Award-winning educator Troy Cockrum is director of innovative teaching as well as host of the Genius Hour innovation class for middle schoolers at St. Therese of Little Flower Catholic School, a K-8 parochial school on the Southeast side of Indianapolis. One of the books that’s been most influential to him as he thinks about his work helping both teachers and students find ways to innovate is Seth Godin’s Linchpin: Are You Indispensible?
Though the book was written for the business world, Cockrum finds many applications in the education world as well. According to Godin, “linchpins” are people who are in touch with their own abilities to solve problems when “there’s no rule book.” And he calls them the “essential building blocks” of great organizations, who turn their work into a kind of art. That’s how Cockrum wants teachers to think of their job, and he believes, how students should think about their work and their futures.
The conversation has been edited for clarity and length.
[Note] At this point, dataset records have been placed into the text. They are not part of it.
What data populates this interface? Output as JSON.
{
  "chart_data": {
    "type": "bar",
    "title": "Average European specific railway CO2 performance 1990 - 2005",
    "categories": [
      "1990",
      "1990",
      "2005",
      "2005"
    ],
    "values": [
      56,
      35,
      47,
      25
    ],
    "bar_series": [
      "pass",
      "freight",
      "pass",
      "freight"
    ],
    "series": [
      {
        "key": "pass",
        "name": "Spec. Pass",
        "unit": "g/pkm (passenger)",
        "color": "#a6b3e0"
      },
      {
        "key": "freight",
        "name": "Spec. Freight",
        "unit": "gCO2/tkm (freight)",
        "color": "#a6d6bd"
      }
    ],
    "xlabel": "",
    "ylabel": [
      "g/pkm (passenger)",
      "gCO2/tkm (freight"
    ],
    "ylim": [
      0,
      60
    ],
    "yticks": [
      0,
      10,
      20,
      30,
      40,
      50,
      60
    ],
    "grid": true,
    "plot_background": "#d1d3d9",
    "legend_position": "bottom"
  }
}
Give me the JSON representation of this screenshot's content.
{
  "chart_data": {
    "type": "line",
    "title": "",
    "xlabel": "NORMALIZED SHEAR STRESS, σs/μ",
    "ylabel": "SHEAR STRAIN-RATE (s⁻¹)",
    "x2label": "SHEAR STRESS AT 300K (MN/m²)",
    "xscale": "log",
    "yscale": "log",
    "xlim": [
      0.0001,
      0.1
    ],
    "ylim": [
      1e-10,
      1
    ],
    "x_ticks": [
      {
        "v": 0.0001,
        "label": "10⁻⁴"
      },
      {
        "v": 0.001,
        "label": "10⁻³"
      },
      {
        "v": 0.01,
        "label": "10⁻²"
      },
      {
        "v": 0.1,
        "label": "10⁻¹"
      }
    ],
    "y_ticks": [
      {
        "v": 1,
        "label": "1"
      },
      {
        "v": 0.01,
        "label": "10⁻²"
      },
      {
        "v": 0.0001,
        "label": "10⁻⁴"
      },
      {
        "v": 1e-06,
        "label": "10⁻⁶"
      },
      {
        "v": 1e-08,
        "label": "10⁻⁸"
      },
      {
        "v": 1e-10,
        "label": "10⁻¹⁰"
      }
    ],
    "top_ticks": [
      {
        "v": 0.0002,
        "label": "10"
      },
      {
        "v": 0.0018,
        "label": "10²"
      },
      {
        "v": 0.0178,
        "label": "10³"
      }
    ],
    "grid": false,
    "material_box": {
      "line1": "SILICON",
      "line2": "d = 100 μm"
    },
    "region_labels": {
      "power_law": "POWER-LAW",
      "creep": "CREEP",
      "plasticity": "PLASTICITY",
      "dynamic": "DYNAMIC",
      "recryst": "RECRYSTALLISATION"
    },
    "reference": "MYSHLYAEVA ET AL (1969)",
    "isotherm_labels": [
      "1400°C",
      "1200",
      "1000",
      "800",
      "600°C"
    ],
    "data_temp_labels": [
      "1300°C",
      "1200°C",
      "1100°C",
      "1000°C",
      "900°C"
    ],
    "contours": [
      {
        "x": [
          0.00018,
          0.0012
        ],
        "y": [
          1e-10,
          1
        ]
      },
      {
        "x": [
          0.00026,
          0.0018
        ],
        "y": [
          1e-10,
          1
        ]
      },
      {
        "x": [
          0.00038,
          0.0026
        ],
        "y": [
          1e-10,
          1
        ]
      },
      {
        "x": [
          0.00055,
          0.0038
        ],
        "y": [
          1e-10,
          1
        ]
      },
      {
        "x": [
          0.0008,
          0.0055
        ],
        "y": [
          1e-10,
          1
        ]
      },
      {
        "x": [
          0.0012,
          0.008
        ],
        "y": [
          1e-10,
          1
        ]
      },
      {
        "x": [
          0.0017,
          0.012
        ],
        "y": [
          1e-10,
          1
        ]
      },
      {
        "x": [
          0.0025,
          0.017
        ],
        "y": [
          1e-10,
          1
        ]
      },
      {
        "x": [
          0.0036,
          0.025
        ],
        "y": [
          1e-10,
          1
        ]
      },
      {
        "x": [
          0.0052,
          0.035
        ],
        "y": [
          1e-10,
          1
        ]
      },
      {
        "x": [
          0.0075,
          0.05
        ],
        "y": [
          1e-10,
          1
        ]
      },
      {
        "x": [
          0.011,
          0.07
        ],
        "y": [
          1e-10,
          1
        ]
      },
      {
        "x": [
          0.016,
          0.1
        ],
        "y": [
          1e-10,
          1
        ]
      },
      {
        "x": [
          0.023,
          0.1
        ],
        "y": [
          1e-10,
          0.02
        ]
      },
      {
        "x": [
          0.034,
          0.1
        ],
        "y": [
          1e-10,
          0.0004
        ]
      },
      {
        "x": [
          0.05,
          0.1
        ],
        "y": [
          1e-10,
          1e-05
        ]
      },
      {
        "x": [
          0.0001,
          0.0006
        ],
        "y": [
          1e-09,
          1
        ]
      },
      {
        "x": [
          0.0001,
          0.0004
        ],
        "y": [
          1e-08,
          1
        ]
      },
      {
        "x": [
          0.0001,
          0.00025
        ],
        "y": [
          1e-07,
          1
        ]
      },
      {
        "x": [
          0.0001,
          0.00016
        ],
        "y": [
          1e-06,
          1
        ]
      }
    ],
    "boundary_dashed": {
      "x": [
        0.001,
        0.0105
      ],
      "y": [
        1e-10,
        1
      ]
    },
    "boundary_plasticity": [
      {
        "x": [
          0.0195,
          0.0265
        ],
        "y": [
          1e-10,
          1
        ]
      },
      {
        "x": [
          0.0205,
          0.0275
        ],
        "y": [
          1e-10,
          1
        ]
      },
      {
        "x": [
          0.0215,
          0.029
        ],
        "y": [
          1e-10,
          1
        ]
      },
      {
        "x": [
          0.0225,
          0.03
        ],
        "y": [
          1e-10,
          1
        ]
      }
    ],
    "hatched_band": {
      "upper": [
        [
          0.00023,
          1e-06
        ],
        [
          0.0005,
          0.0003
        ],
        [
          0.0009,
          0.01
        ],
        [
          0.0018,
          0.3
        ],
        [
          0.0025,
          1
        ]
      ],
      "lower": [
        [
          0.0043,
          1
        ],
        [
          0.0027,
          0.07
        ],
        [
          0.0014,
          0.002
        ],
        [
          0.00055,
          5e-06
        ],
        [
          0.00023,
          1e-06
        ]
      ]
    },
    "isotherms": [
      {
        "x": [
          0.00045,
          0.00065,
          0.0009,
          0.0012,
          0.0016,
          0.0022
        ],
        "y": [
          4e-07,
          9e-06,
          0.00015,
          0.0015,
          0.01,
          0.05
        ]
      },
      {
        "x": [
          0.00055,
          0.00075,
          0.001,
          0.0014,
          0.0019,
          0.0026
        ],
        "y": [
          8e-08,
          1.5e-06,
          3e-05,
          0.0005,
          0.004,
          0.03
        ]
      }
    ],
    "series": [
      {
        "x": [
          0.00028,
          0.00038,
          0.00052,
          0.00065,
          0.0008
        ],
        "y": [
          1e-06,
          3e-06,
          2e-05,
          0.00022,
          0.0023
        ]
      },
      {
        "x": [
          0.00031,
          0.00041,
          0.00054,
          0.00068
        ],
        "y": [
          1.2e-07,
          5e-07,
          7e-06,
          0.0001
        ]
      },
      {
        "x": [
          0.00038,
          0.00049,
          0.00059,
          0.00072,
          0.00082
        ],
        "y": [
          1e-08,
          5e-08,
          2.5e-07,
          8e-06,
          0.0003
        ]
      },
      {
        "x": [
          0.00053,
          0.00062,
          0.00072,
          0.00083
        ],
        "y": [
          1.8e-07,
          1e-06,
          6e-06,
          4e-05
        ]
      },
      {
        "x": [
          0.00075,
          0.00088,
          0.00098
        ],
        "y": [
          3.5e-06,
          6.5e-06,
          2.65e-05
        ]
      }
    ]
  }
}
Cockrum: I really like Linchpin because it talks about a different system and mentality that is outside the education realm. Godin may not necessarily have all the right answers because he’s not an educator, but he’s asking big questions. The book is about how to approach your job and your work with a different mentality in order to be more productive and beneficial. He mainly presents ideas to help people rethink what our current business culture should look like.
In my job as director of innovative teaching, I have two roles: I work with teachers to help them plan, and learn how to integrate more contemporary or innovative teaching methods into their teaching. And on the other side, I work with students to help them conceptualize their work. For example, if it’s using a technology tool for a project, how can we use that more creatively?